Thérapie.Cerise sur le gâteau de cette journée du doute, le président du Conseil italien, Mario Monti, qui a été reçu hier par la session plénière du Parlement européen, a dénoncé «la dureté avec laquelle la Grèce est traitée». C’est la première fois qu’un chef de gouvernement se désolidarise ainsi de la thérapie de choc infligée aux Hellènes, même s’il a rappelé «que les politiques menées en Grèce pendant de nombreuses années ont été un catalogue parfait des pires pratiques en Europe : corruption, népotisme, absence de concurrence, appels d’offres truqués, fraude fiscale». Mario Monti concluant : «La rigueur peut-être excessive [avec laquelle Athènes est traitée] est une sorte de compensation peut-être tardive, peut-être trop forte, du passé.»

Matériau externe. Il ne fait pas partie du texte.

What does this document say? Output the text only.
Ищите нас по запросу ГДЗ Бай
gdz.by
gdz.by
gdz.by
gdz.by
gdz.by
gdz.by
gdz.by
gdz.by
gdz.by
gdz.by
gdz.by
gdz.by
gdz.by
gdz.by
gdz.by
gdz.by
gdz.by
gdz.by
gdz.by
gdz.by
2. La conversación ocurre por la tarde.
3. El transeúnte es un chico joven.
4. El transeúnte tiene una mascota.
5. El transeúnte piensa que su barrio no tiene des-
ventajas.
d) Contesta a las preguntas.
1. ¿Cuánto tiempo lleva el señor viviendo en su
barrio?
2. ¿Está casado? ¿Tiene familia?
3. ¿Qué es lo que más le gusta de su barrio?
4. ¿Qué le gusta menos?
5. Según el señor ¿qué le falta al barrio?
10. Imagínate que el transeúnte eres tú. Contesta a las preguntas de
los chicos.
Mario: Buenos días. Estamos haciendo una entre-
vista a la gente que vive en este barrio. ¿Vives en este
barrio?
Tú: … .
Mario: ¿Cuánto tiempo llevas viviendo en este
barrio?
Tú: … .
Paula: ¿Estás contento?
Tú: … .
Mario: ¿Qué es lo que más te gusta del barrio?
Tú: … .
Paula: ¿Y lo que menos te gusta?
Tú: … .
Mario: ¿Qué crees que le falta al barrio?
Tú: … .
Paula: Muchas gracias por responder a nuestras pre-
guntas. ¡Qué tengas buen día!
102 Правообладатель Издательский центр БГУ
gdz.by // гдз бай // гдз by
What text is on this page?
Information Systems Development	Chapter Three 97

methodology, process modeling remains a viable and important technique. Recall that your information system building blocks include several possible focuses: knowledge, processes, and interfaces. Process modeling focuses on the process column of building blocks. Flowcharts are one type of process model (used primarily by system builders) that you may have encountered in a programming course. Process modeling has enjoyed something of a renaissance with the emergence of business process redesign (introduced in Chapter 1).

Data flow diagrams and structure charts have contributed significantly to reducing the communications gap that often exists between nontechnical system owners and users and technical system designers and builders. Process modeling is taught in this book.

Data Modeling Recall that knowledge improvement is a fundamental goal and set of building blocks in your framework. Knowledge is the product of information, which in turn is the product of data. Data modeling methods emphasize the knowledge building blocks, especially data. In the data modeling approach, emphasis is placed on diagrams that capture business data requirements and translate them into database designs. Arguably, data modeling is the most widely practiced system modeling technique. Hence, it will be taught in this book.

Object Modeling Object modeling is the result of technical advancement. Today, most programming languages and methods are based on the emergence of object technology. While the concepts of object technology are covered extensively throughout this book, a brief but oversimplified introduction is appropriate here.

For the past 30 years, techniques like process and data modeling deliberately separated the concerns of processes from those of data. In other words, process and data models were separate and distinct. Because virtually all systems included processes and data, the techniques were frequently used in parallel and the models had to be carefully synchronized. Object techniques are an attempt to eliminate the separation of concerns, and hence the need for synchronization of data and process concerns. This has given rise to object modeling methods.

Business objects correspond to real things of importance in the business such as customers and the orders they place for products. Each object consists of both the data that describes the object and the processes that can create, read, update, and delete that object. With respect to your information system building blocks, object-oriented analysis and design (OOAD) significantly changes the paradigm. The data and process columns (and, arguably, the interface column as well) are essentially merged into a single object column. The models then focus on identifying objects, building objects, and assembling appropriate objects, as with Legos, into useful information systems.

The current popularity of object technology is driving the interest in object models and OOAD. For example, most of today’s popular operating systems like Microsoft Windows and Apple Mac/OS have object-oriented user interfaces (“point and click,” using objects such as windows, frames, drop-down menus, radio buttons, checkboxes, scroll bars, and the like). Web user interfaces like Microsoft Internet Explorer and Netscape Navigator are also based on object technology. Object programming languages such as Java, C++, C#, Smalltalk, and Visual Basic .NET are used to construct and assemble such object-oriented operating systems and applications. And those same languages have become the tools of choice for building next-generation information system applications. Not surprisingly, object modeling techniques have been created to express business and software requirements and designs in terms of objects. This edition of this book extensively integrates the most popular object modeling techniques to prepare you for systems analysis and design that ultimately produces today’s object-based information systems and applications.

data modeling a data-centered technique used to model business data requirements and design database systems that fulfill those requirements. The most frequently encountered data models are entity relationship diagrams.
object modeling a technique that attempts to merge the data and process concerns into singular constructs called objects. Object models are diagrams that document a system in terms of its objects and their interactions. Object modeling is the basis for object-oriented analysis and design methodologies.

Pour les eurodéputés, si la rigueur reste nécessaire, elle est insuffisante : «Il faut faire des propositions pour la croissance et l’emploi», comme l’a plaidé Joseph Daul. «Il faut un plan pour la Grèce pour annuler la dette, réformer les institutions de l’Etat et faire un plan Marshall», a surenchéri Daniel Cohn-Bendit. On en est encore loin.